Zakaria Boualem et la lutte contre le tcharmil

Par Réda Allali

Bonjour à vous, ô bâtisseurs infatigables du Maroc moderne SA, Zakaria Boualem avait pour intention de vous livrer une chronique guillerette sur le Tour du Maroc cycliste. Oui, le Guercifi aime bien le vélo, à la télé entendons-nous bien. Il a donc guetté les images télé de cet évènement mondial, s’attendant à tomber sur des images exceptionnelles d’une échappée sur Tizi n’Tichka filmée par hélico, ou d’un peloton avalant les lacets du Rif à vive allure. Il pensait, le bougre, avoir droit à une équipe se relayant sur la côtière Atlantique, bravant les rafales de vent de la route d’Essaouira avec bravoure, sur fond de vagues puissantes. Il est étonnant de constater que le Guercifi, malgré une grande expérience de notre pays, continue de produire suffisamment de naïveté pour prêter le flanc à la déception. Car oui, là encore, c’est un échec. La retransmission quotidienne se limite à quelques minutes, au cours desquelles il faut montrer le plus de drapeaux possible, quelques autorités locales, et si possible un peu de sport mais seulement s’il reste du temps, hein… C’est le Tour du Maroc des drapeaux, voilà. Si vous doutiez des priorités de notre glorieux système médiatique, vous voilà rassurés. Il faut montrer aux Marocains des drapeaux du Maroc, voilà ce qui est important.
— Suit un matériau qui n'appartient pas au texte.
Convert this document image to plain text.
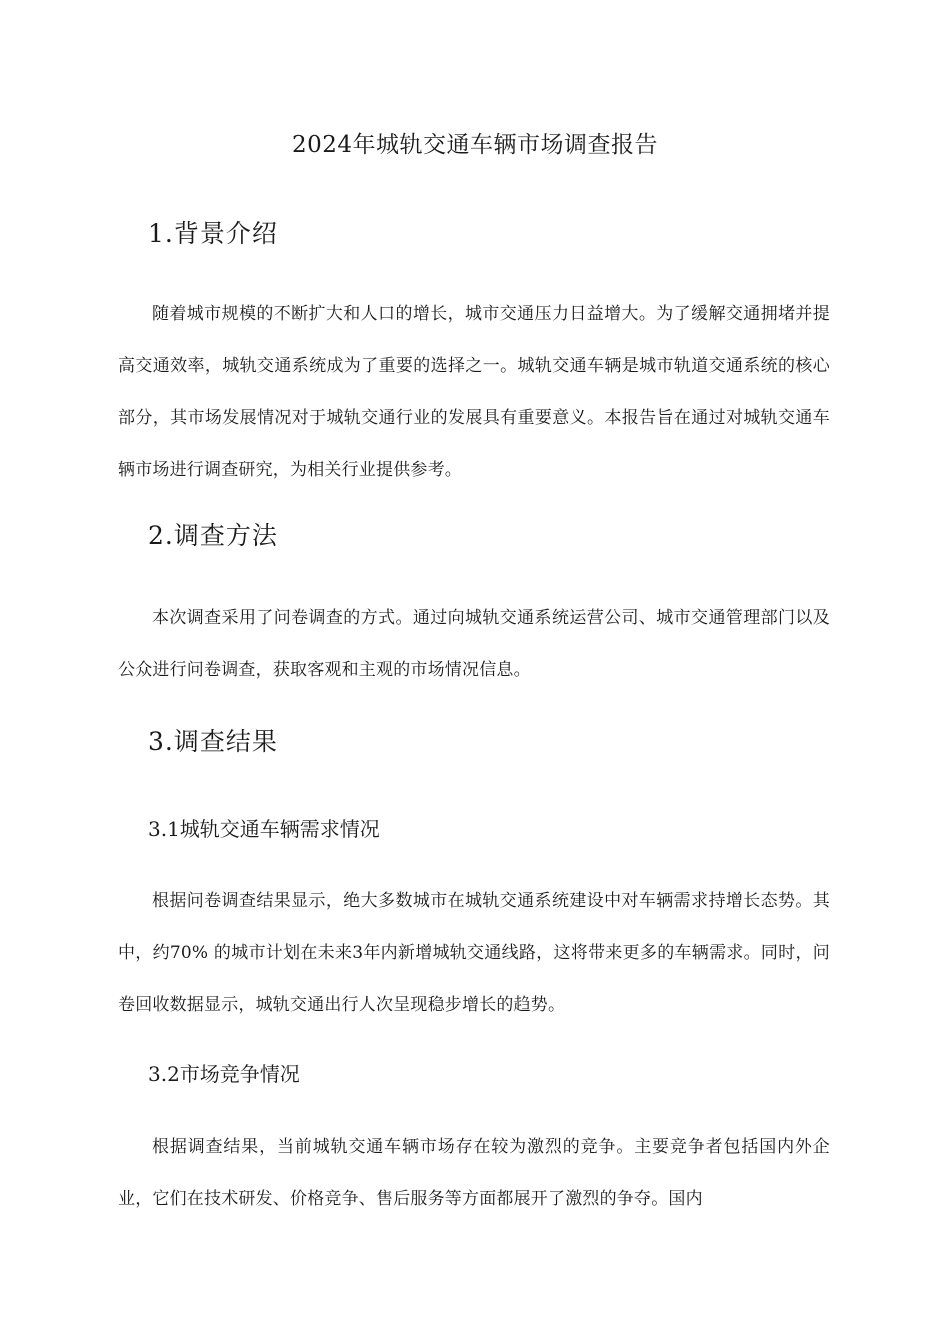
2024年城轨交通车辆市场调查报告
1.背景介绍

随着城市规模的不断扩大和人口的增长，城市交通压力日益增大。为了缓解交通拥堵并提高交通效率，城轨交通系统成为了重要的选择之一。城轨交通车辆是城市轨道交通系统的核心部分，其市场发展情况对于城轨交通行业的发展具有重要意义。本报告旨在通过对城轨交通车辆市场进行调查研究，为相关行业提供参考。

2.调查方法

本次调查采用了问卷调查的方式。通过向城轨交通系统运营公司、城市交通管理部门以及公众进行问卷调查，获取客观和主观的市场情况信息。

3.调查结果
3.1城轨交通车辆需求情况

根据问卷调查结果显示，绝大多数城市在城轨交通系统建设中对车辆需求持增长态势。其中，约70% 的城市计划在未来3年内新增城轨交通线路，这将带来更多的车辆需求。同时，问卷回收数据显示，城轨交通出行人次呈现稳步增长的趋势。

3.2市场竞争情况

根据调查结果，当前城轨交通车辆市场存在较为激烈的竞争。主要竞争者包括国内外企业，它们在技术研发、价格竞争、售后服务等方面都展开了激烈的争夺。国内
Des fois qu’ils arrivent à oublier leur nationalité et qu’ils se prennent pour des Suédois, par exemple.

Oublions cette histoire.

Zakaria Boualem a lu que nos nobles staffetes patrouillaient dans certains quartiers populaires pour effectuer un relookage gratuit sur les têtes qui ne leur reviennent pas. Il s’agit, les plus perspicaces d’entre vous l’auront deviné, de lutter contre tcharmil, cette pénible habitude qu’ont de spectaculaires débiles d’agresser les braves gens à coups de sabre avant de poster leurs photos sur Facebook. On imagine la réunion au QG du Maroc moderne SA :

– Chef, des délinquants s’attaquent aux citoyens et montrent leur butin sur Internet, les gens sont indignés.

– Mmmm. Qui sont ces gens ?

– Ceux qui s’indignent, on les arrête ?

– Non, les autres.

– Des gamins sans éducation, sans espoir, qui ne parlent aucune langue et qui n’ont aucun accès à la culture, drogués au 9ar9oubi en général et qui ont des coupes bizarres. Ils sont convaincus que les études ne mènent à rien, que leur sort est scellé depuis leur naissance, que seul le vol paie dans ce pays. Dans l’atmosphère d’impunité générale, ils se croient tout permis, même la prison ne leur fait pas peur, ils pensent que ça ne sera pas pire que leur quotidien. Avant, ils voulaient émigrer, mais aujourd’hui ils se contentent de changer de quartier et ils ont l’impression d’être à l’étranger, l’inégalité sociale les rend fous.

– Répétez ça, vous avez dit un truc intéressant.

– Qu’ils sont sans éducation, c’est ça ?

– Non, leur coupe…

– Oui, c’est une sorte de crête en fait.

– Qu’on patrouille dans les rues des quartiers pourris, dès demain matin.

– Ok, on surveille les flagrants délits ?

– Non, on rase les crêtes.

– Ok chef, très bonne idée.

Zakaria Boualem est rassuré par cette solution brillante, il peut sortir tranquillement. Si la police milanaise réfléchit pareil, Balotelli et Taârabt peuvent se faire du souci. Mais hamdoulillah, nous ne sommes pas à Milan, et merci.